GBPUSD sellers push below 100-hour MA, target May/June low
GBPUSD sellers pushed below the 100-hour moving average after stronger US data, extending losses toward the May/June low near 1.3325.

GBPUSD sellers have taken control, pushing the pair below the 100-hour moving average and accelerating losses toward the May/June low. The move accelerated during the North American session after stronger-than-expected US data. The pair had been oscillating around a key swing area between 1.3365 and 1.33739 earlier in the day. However, sellers leaned on the top of that zone, drove the price below the 100-hour moving average at 1.33635, and triggered a downside breakout. The decline extended to a session low of 1.3325, approaching the May/June support level. The catalyst was a batch of stronger US economic data, including initial jobless claims and the PPI report, which combined with yesterday's CPI to push core PCE inflation expectations to 0.4%. This reduces the likelihood of near-term Fed rate cuts, supporting the dollar. Live FX prices and charts on NowPrice show the market's reaction in real time, with GBPUSD now testing critical support.

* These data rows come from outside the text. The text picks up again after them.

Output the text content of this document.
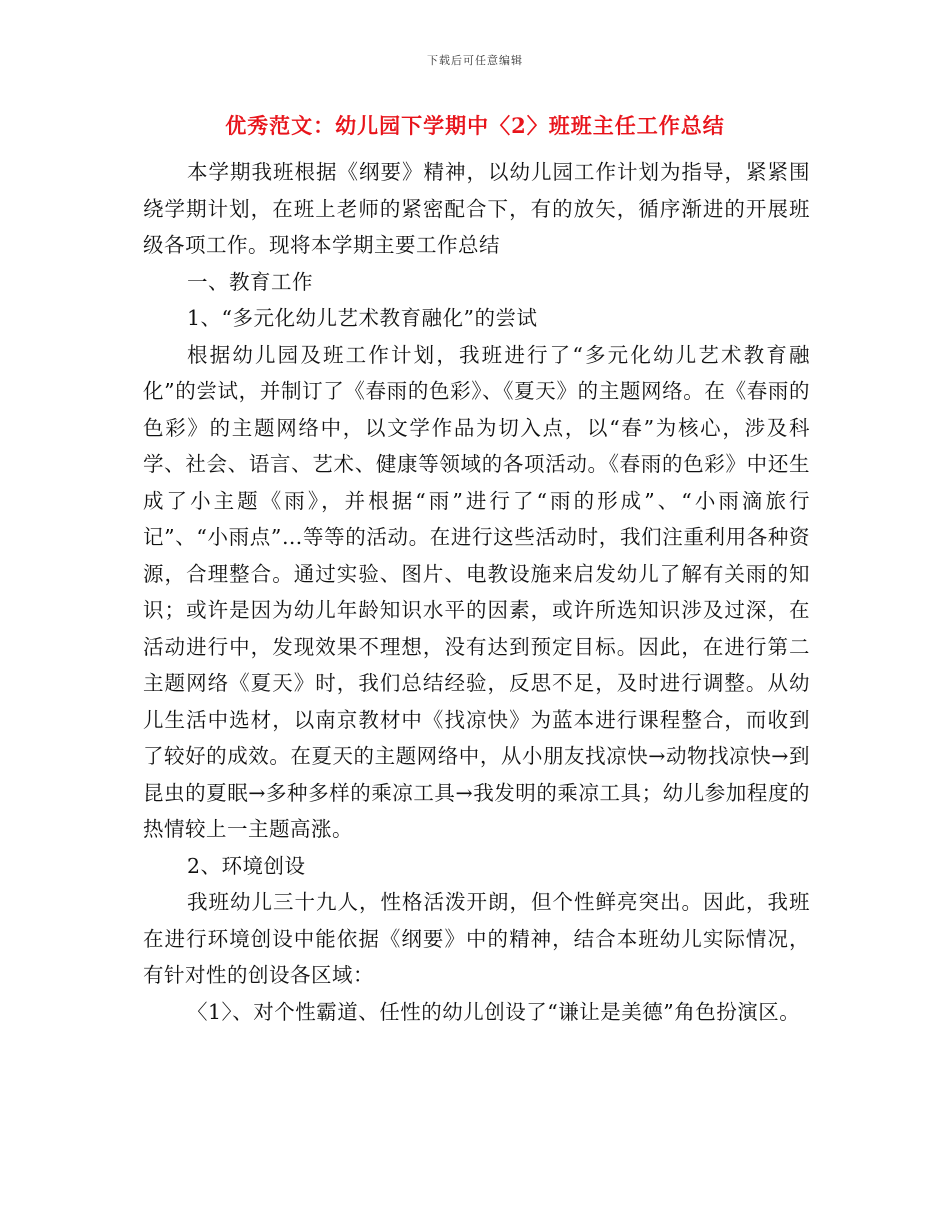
下载后可任意编辑
优秀范文：幼儿园下学期中〈2〉班班主任工作总结

本学期我班根据《纲要》精神，以幼儿园工作计划为指导，紧紧围绕学期计划，在班上老师的紧密配合下，有的放矢，循序渐进的开展班级各项工作。现将本学期主要工作总结

一、教育工作

1、“多元化幼儿艺术教育融化”的尝试

根据幼儿园及班工作计划，我班进行了“多元化幼儿艺术教育融化”的尝试，并制订了《春雨的色彩》、《夏天》的主题网络。在《春雨的色彩》的主题网络中，以文学作品为切入点，以“春”为核心，涉及科学、社会、语言、艺术、健康等领域的各项活动。《春雨的色彩》中还生成了小主题《雨》，并根据“雨”进行了“雨的形成”、“小雨滴旅行记”、“小雨点”…等等的活动。在进行这些活动时，我们注重利用各种资源，合理整合。通过实验、图片、电教设施来启发幼儿了解有关雨的知识；或许是因为幼儿年龄知识水平的因素，或许所选知识涉及过深，在活动进行中，发现效果不理想，没有达到预定目标。因此，在进行第二主题网络《夏天》时，我们总结经验，反思不足，及时进行调整。从幼儿生活中选材，以南京教材中《找凉快》为蓝本进行课程整合，而收到了较好的成效。在夏天的主题网络中，从小朋友找凉快→动物找凉快→到昆虫的夏眠→多种多样的乘凉工具→我发明的乘凉工具；幼儿参加程度的热情较上一主题高涨。

2、环境创设

我班幼儿三十九人，性格活泼开朗，但个性鲜亮突出。因此，我班在进行环境创设中能依据《纲要》中的精神，结合本班幼儿实际情况，有针对性的创设各区域：

〈1〉、对个性霸道、任性的幼儿创设了“谦让是美德”角色扮演区。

The move reflects a widening interest-rate differential between the US and UK, as the Fed is now expected to hold rates higher for longer while the Bank of England faces a more uncertain outlook. This divergence in central bank policy has fueled a carry-trade unwind, with investors reducing short-dollar positions. Real-rate differentials have also shifted in favor of the dollar, as US inflation expectations rise while UK real yields lag. The break below the 100-hour MA is significant because it signals a shift in short-term momentum, with sellers now targeting the May/June low near 1.3325. A break below that level could open the door to further downside, potentially testing the 1.3300 handle. On the upside, a recovery above the 100-hour MA would signal a potential reversal, but that would require a catalyst such as weaker US data or dovish Fed commentary.
Traders will watch for a break below the May/June low near 1.3325, which could open the door to further downside. On the upside, a recovery above the 100-hour MA would signal a potential reversal. Key US data releases and Fed commentary will be closely monitored for further direction. The next major support is at 1.3300, followed by the 200-day moving average near 1.3250. Resistance is at the 100-hour MA and the swing area around 1.3370. A close below 1.3325 would confirm the bearish bias, while a bounce above 1.3370 would suggest the selling pressure is easing. The terms-of-trade pass-through from stronger US data also supports the dollar, as higher yields attract capital inflows. Intervention thresholds are not yet in play, but a rapid move below 1.3300 could prompt verbal intervention from UK officials.